Over the last decade, a lot has been written about the coming demise of brick-and-mortar retail. I’ve read more than my fair share. It’s some of the lowest-hanging fruit to beat up on if you are a journalist or economist trying to predict the future. We are all consumers of retail. We all participate in it daily. Unless you are a hermit, you can’t avoid it. Naturally, we all understand it to a certain extent; your credit card bill is proof of that, is it not? Brick and mortar total annual retail sales grow around 3% on average and represent approximately 80% of all retail sales or over $4.3 trillion annually. Amazon entered the brick-and-mortar business out of necessity, and brick-and-mortar retailers have improved their e-commerce platforms to accommodate consumers’ demands. Contrary to what some might guess, there are no brick-and-mortar retailers on a bankruptcy “watch list.” Both brick and mortar and e-commerce continue to evolve, and the more they do, the more they seem to rely on each other to grow.
We have all heard the term “location, location, location.” Good real estate is crucial for a retailer to succeed, and it’s the first ingredient to a successful project and the hardest to overcome for a retailer that picks a lousy location. When we analyze a shopping center, the tenants’ overall performance at that location indicates how good or bad the real estate is within a particular trade area. A shopping center must be located on great real estate to be successful. An office building, industrial building, or apartment complex can certainly be located on great real estate, but it isn’t as crucial to the project’s success. Having asset-backed investments as part of your portfolio is excellent; wouldn’t it be better if those investments are also sitting on irreplaceable real estate?
The doomsday prediction that brick-and-mortar retail is becoming extinct due to e-commerce has pushed large investors out of the space. Given the “headline risk” mentioned in my introduction, few people are willing to risk their jobs by driving a retail deal through an investment committee when apartment or industrial assets are a rubber stamp. Institutions have the loudest voice in the marketplace, but they also stroke the most significant checks. Hence, their actions tend to move the market based on what they are buying — resulting in meager yields within the asset classes they are most active in. These facts have created a basic supply-demand imbalance resulting in an outsized risk-reward opportunity for retail investment. While the largest institutions have bid up the industrial and multifamily assets all over the country, over 70% of retail transactions in 2021 went to private buyers desperate for fixed income investments in a yield-starved environment.
Private buyers are primarily focused on cash flow, and shopping centers are an excellent vehicle for that.
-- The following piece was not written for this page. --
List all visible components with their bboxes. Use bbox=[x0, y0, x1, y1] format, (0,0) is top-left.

Typical leases are five years in duration, with rental increases designed to keep up with or outpace inflation. Buying in a higher inflationary environment presents the opportunity to buy into below-market leases, creating an upside opportunity as leases expire without fixed-rate options. Most leases are “net leases,” meaning all additional costs associated with the real estate are passed through to the tenant. Hence, it limits the exposure the income derived from a shopping center has against rising and unexpected costs. The income from a shopping center is very predictable. Unlike most other asset classes, the overall return generated during the life of these investments is a healthy balance of current cash flow and asset appreciation (recognized through a capital event). In some cases, you can recoup your principal investment through cash flow simply by holding the asset for 8 to 12 years. The exact length of a potential payback can be determined using an extended cash flow model reflecting market debt terms.
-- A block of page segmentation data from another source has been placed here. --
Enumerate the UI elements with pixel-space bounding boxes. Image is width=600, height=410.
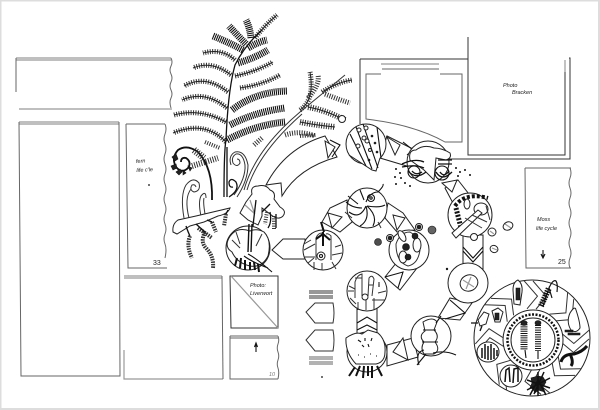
wheel chevrons <box>474 281 589 396</box>
illustration: rhizome and roots <box>173 208 230 268</box>
band: pentagon to gametophyte <box>272 239 305 259</box>
illustration: liverwort thallus <box>240 186 284 234</box>
band: oval to knot <box>438 298 472 320</box>
wheel: sporophyte with hook <box>541 281 557 306</box>
circle: knot plant <box>411 316 456 365</box>
caption: moss life cycle: Moss <box>537 217 550 223</box>
page number 25: 25 <box>558 259 566 266</box>
panel: fern life cycle caption <box>126 124 167 268</box>
band: blob to moss circle <box>357 305 377 335</box>
pinnae right <box>227 15 287 140</box>
panel: photo bracken <box>445 37 570 159</box>
page number 33: 33 <box>153 260 161 267</box>
key: small lines and pentagons <box>306 291 334 364</box>
band: long arc <box>266 136 337 196</box>
band: striped circle to sori <box>380 136 425 170</box>
panel: moss life cycle caption <box>525 168 571 268</box>
circle: spore sacs with dark spores <box>389 229 429 270</box>
stray specks <box>148 184 448 378</box>
caption: photo liverwort: Photo: <box>250 283 266 289</box>
band: rhizoid circle to archegonia <box>322 200 352 232</box>
panel: curved upper text box <box>360 59 468 142</box>
arrow: up <box>254 343 258 352</box>
spiral band segments <box>266 136 483 366</box>
circle: prothallus blob <box>346 330 387 378</box>
caption: moss life cycle: life cycle <box>536 226 557 232</box>
band: knot to blob <box>387 338 418 366</box>
caption: photo bracken: Bracken <box>512 90 532 96</box>
circle: oval spore <box>448 263 488 303</box>
wheel: capsule top <box>513 280 522 305</box>
panel: small caption box <box>230 336 279 379</box>
moss life cycle wheel <box>471 280 590 396</box>
wheel: embryo figures <box>471 308 503 331</box>
band: moss circle to spores <box>385 262 417 290</box>
caption: fern life cycle: life c'le <box>136 167 153 174</box>
panel: photo liverwort <box>230 276 278 328</box>
circle: gametophyte with fronds <box>226 224 272 272</box>
circle: fern sori on frond <box>402 141 452 183</box>
illustration: large fern frond <box>173 15 287 197</box>
band: cone to oval <box>463 235 483 270</box>
illustration: second fern frond <box>244 72 352 190</box>
dark spores drifting <box>374 224 436 246</box>
wheel: antheridia oval <box>477 342 499 362</box>
caption: fern life cycle: fern <box>136 159 146 165</box>
circle: rhizoid germination <box>345 184 387 228</box>
band: spores to rhizoid circle <box>385 203 415 232</box>
panel: top left text box <box>16 58 172 109</box>
arrow: down <box>541 250 545 258</box>
main stem <box>224 30 262 197</box>
wheel: protonema <box>561 346 587 366</box>
wheel: shoot cluster oval <box>500 365 522 387</box>
circle: striped sporangium <box>346 124 386 171</box>
page number 10: 10 <box>269 372 276 378</box>
panel: large left text column <box>19 122 120 376</box>
circle: moss capsule cone <box>448 193 492 240</box>
spores scatter near sori <box>394 167 471 187</box>
wheel: swollen capsule <box>565 308 580 335</box>
caption: photo bracken: Photo <box>503 83 517 89</box>
central moss plants <box>521 320 541 359</box>
pinnae left <box>173 26 246 142</box>
band: sori to cone <box>445 180 472 207</box>
illustration: fiddleheads <box>171 147 248 218</box>
circle: archegonia cells <box>303 222 343 270</box>
wheel: dark mat <box>527 372 550 396</box>
loose moss spores <box>488 220 514 254</box>
hub ring <box>503 310 563 370</box>
caption: photo liverwort: Liverwort <box>250 291 273 297</box>
circle: young moss cells <box>347 271 387 311</box>
panel: lower middle text box <box>124 276 223 379</box>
Cycles are part of a free economy, and no investment is immune to them. One of the major contributors to real estate cycles is overbuilding. Typically, the demand signals will cause the market to build housing, for example, and in a free economy, there is a risk of overbuilding and thus a slowdown in that asset class. The market sentiment towards retail over the last several years has dampened new construction such that retail fundamentals are in the healthiest place they have been in decades. The pandemic wiped out all the weak tenants, yet retail occupancy in most significant markets still sits at 95%, and retail sales continue to increase year over year. These attributes, combined with the basic structure and length of leases within a shopping center, put retail in a favorable position to avoid a self-induced correction and withstand economic downturns.
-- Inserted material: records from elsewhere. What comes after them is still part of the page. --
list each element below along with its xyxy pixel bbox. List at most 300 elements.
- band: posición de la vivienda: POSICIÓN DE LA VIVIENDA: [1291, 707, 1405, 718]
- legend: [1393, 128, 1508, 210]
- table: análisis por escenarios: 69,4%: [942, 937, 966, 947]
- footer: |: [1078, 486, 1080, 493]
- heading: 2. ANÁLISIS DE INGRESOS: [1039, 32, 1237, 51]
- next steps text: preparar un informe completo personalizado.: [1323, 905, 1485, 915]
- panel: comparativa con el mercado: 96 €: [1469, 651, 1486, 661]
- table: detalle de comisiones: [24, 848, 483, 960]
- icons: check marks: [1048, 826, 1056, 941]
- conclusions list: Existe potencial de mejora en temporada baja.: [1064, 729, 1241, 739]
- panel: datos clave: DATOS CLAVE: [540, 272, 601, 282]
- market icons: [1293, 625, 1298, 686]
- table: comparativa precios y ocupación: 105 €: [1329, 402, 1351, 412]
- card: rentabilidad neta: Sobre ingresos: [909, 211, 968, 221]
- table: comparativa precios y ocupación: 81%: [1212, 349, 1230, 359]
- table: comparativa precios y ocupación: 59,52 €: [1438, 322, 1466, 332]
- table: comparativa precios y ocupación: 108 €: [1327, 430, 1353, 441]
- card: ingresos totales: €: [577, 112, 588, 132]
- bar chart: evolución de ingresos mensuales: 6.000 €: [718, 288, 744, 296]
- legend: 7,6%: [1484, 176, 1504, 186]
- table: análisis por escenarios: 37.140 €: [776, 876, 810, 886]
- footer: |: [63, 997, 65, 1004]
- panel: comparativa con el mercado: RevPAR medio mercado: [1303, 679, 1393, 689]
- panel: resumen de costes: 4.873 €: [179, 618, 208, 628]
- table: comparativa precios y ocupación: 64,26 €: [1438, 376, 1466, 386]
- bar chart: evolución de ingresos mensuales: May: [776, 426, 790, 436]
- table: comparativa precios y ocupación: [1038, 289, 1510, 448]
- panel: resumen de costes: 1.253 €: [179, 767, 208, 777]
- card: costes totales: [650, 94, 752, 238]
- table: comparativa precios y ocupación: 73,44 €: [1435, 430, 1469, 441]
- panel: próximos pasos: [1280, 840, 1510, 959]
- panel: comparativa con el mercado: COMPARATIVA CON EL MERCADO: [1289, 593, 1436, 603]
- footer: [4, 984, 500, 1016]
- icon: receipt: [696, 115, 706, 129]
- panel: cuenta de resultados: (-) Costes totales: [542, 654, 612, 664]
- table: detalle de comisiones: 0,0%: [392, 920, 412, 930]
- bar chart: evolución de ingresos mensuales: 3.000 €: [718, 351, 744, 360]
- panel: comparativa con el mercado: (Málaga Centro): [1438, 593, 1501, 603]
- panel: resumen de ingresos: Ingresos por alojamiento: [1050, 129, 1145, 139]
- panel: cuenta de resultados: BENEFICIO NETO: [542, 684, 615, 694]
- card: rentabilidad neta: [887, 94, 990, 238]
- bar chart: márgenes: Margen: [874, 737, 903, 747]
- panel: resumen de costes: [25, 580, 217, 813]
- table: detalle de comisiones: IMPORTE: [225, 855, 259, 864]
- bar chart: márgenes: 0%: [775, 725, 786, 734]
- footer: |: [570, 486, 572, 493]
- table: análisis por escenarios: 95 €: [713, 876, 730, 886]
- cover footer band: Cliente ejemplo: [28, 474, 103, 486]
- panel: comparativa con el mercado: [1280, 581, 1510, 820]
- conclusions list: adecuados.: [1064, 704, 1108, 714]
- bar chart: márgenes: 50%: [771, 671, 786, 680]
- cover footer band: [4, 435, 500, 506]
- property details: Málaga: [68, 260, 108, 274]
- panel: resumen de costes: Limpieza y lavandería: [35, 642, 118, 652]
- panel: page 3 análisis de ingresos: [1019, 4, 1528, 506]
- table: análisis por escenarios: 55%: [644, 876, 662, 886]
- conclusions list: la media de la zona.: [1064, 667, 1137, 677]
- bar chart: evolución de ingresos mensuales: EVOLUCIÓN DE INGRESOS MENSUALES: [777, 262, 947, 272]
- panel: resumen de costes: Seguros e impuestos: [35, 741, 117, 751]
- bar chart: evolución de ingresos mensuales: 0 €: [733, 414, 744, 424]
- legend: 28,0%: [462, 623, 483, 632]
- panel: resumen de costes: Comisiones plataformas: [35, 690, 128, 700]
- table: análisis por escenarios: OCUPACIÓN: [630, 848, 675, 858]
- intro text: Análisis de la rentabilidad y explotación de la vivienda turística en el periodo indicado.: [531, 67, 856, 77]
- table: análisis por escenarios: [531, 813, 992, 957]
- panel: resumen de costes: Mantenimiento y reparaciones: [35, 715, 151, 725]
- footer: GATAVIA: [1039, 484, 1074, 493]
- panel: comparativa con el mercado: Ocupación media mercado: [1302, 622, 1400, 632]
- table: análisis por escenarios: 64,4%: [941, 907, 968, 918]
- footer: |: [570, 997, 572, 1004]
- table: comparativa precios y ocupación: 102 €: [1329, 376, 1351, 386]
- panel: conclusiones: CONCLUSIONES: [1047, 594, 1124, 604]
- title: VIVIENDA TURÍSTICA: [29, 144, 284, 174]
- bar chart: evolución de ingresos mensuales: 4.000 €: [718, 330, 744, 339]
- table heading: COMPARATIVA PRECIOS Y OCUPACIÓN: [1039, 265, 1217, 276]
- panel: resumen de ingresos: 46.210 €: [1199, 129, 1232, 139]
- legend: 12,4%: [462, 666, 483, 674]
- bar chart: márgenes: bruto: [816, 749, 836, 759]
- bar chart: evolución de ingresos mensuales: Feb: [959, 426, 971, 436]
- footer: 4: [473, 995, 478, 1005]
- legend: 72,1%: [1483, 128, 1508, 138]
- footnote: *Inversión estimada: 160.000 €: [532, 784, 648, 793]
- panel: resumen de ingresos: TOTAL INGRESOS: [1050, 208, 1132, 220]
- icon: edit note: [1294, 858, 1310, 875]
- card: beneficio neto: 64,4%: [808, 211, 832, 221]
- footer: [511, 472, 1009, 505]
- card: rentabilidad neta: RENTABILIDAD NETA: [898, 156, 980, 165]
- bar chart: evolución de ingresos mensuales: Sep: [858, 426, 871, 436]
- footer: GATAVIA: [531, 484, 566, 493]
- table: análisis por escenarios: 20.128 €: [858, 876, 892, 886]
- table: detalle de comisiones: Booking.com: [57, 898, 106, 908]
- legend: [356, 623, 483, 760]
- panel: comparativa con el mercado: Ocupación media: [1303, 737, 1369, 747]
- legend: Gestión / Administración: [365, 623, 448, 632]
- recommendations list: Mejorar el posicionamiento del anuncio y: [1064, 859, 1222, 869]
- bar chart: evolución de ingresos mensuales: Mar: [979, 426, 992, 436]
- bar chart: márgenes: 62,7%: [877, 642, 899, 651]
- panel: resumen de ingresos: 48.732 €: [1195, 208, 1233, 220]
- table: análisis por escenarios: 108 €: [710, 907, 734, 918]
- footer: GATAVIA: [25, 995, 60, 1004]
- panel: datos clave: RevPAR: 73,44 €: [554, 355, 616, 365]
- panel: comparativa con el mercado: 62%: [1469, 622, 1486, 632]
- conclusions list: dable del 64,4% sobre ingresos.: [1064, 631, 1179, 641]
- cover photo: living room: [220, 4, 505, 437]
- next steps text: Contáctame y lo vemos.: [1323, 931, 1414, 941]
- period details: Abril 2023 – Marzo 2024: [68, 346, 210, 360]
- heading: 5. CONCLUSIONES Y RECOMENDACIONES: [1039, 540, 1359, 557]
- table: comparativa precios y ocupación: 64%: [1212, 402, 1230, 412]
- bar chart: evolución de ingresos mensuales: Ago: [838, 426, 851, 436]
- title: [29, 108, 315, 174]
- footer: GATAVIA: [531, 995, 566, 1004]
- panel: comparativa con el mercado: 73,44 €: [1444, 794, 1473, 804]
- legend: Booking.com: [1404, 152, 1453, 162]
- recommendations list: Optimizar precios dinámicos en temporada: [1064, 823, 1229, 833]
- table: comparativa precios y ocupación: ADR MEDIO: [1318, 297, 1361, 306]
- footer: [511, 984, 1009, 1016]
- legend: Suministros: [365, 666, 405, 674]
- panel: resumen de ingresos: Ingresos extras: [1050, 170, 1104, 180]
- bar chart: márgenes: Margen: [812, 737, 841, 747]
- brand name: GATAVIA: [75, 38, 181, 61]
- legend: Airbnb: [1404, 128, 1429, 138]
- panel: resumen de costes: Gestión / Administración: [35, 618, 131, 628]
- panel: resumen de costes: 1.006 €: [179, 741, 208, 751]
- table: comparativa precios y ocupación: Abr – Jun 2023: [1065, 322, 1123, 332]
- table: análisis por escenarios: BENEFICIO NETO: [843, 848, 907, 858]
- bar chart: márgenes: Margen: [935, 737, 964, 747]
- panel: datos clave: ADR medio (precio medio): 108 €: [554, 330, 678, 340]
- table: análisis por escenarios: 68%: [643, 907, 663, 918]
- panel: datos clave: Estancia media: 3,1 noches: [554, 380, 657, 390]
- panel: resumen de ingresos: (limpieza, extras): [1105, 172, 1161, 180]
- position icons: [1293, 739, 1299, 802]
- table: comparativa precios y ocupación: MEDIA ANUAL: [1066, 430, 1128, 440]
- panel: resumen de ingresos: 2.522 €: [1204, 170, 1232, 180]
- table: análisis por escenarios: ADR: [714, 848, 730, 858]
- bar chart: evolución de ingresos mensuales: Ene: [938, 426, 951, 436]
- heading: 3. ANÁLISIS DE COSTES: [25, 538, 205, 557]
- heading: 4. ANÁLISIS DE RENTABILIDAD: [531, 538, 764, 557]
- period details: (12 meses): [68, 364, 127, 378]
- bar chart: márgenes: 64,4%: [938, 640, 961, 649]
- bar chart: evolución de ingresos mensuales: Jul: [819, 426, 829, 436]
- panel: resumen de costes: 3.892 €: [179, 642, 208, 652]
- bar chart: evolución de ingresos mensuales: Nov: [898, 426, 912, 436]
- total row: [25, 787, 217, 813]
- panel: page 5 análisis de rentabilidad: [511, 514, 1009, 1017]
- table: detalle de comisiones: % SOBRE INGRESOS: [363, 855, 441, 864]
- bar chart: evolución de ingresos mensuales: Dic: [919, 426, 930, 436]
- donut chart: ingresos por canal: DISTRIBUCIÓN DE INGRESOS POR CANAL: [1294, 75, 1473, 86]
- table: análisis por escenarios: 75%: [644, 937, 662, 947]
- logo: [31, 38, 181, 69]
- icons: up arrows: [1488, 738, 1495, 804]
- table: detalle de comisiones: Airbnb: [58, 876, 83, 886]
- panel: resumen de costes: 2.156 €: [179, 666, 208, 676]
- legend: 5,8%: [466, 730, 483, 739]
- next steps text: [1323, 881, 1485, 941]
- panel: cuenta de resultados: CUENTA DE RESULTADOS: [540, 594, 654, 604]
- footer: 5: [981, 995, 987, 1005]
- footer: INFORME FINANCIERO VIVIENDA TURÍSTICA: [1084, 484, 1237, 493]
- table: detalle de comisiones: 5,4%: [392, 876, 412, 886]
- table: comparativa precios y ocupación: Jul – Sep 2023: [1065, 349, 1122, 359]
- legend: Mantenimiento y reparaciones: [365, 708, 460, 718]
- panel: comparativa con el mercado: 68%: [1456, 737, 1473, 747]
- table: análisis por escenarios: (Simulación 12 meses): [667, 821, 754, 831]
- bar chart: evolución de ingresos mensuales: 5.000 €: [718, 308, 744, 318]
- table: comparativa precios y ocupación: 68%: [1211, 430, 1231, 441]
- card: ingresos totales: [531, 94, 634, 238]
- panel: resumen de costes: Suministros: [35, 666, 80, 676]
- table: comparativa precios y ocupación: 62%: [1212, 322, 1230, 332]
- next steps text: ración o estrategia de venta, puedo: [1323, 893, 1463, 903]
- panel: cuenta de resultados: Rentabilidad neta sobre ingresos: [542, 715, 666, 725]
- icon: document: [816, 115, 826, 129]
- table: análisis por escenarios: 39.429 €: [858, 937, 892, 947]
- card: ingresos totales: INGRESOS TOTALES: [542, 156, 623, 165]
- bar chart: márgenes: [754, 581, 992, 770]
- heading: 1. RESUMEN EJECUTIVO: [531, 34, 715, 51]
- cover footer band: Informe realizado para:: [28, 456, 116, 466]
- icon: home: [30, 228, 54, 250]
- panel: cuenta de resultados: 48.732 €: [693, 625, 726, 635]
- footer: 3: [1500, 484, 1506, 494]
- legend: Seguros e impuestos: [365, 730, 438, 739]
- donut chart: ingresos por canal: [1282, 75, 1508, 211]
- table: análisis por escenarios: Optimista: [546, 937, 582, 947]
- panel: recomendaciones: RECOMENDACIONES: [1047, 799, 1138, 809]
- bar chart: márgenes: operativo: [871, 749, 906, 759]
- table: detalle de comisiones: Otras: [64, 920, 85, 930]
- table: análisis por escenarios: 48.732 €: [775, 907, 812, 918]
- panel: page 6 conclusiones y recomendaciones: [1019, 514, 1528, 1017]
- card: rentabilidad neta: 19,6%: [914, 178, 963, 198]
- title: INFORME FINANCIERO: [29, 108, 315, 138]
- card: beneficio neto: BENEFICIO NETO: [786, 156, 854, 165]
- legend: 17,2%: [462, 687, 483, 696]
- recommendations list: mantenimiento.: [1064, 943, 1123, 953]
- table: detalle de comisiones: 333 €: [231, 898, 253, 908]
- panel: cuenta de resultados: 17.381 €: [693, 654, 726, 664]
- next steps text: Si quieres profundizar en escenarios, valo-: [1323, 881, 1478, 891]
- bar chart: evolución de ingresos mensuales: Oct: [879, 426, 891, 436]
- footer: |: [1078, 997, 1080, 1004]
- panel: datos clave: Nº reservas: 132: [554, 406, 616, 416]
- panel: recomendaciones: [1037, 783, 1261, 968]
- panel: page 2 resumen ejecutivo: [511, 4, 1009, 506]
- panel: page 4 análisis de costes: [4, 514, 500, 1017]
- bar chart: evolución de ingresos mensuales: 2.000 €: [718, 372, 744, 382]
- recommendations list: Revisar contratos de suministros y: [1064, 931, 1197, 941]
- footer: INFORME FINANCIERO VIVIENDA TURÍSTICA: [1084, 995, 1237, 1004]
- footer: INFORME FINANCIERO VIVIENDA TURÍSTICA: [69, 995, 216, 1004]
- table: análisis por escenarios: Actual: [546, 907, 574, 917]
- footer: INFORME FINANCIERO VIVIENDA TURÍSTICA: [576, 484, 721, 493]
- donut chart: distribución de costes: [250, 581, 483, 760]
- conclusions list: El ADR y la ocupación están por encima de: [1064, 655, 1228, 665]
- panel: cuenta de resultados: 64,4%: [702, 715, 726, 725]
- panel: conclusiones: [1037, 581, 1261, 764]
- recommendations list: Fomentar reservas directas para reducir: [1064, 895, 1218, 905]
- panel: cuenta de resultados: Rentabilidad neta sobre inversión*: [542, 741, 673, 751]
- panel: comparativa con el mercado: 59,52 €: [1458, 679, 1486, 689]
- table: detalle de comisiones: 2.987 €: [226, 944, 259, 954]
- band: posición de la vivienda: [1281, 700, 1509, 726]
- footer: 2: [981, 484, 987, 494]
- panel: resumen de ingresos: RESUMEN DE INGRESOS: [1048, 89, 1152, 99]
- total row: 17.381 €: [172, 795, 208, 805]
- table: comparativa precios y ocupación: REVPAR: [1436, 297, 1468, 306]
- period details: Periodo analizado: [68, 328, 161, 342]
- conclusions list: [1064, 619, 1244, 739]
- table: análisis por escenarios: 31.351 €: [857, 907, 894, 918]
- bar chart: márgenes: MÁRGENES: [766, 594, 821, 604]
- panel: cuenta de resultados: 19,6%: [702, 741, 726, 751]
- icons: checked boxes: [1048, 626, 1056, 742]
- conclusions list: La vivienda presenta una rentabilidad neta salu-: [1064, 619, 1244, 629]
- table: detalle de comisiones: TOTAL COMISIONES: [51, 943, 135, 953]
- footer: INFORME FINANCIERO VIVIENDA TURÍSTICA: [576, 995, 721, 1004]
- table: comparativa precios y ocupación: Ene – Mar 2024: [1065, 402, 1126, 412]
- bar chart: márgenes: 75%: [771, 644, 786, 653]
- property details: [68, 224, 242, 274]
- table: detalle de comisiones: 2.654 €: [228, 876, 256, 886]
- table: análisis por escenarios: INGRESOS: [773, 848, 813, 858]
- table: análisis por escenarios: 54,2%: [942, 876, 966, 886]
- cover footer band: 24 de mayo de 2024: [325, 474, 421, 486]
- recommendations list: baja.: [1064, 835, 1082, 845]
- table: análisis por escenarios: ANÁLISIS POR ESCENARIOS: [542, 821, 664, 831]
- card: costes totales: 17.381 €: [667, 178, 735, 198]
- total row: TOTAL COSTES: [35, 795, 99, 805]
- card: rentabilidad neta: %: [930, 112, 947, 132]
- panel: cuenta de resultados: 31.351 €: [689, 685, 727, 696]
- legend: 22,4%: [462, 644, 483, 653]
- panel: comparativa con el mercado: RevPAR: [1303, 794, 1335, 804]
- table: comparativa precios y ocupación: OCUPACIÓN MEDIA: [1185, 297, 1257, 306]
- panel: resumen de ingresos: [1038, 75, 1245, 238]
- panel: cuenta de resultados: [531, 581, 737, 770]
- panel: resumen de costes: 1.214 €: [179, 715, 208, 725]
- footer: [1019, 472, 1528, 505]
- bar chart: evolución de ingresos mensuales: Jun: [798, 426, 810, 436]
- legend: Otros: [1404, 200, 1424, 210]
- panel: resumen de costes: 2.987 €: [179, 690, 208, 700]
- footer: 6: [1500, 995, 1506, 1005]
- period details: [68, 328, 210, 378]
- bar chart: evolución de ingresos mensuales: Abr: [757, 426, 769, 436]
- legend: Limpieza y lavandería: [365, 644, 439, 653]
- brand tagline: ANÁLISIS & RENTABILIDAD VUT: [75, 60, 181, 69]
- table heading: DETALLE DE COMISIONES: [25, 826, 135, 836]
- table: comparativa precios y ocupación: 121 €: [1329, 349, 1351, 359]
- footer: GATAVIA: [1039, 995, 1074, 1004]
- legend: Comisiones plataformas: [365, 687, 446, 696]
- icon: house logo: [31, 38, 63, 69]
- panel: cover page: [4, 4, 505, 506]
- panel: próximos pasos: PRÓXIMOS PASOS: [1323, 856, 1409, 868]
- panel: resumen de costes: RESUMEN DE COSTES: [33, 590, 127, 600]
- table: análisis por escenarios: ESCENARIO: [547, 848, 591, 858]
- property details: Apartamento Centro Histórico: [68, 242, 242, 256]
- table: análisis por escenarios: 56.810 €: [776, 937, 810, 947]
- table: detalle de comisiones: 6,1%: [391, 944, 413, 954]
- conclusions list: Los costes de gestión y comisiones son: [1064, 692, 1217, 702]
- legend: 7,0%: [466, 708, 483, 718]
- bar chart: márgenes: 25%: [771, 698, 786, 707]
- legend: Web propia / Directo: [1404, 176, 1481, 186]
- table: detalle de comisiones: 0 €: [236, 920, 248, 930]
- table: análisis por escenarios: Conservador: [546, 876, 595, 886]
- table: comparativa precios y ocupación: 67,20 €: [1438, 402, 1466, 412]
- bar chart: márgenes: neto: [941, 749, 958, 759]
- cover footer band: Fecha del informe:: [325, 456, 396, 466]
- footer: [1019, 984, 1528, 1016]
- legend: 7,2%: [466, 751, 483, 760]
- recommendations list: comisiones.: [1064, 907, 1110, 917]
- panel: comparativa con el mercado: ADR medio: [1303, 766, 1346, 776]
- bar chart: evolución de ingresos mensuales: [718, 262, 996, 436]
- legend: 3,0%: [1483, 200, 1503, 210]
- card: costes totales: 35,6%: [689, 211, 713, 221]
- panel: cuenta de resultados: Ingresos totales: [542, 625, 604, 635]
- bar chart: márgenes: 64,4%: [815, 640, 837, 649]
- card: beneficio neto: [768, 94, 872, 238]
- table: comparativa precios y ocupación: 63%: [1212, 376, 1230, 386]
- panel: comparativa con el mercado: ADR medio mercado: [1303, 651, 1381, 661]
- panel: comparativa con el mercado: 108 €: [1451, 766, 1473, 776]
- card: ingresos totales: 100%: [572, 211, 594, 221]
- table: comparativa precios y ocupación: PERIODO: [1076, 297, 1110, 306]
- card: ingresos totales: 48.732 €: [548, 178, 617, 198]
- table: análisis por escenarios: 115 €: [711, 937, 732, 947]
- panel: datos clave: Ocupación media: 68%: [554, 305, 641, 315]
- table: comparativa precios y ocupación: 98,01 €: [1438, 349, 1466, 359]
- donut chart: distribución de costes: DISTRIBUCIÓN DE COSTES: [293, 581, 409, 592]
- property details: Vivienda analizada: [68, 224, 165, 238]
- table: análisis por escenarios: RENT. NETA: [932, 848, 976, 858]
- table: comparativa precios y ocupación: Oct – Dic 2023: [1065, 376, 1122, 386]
Retail continues to fly under the radar of some of the largest investors in the real estate business. To say they are unaware of the yield premiums available in retail investments would suggest they aren’t paying attention which certainly isn’t the case. They just aren’t built to buy “small” retail centers and struggle to get consistent consensus at the committee level when presented with large retail assets. Whether they ever pivot to retail in a meaningful way or not, for all of the reasons stated in this article, private capital is finding ways to deploy capital into retail assets and has created much wealth doing so.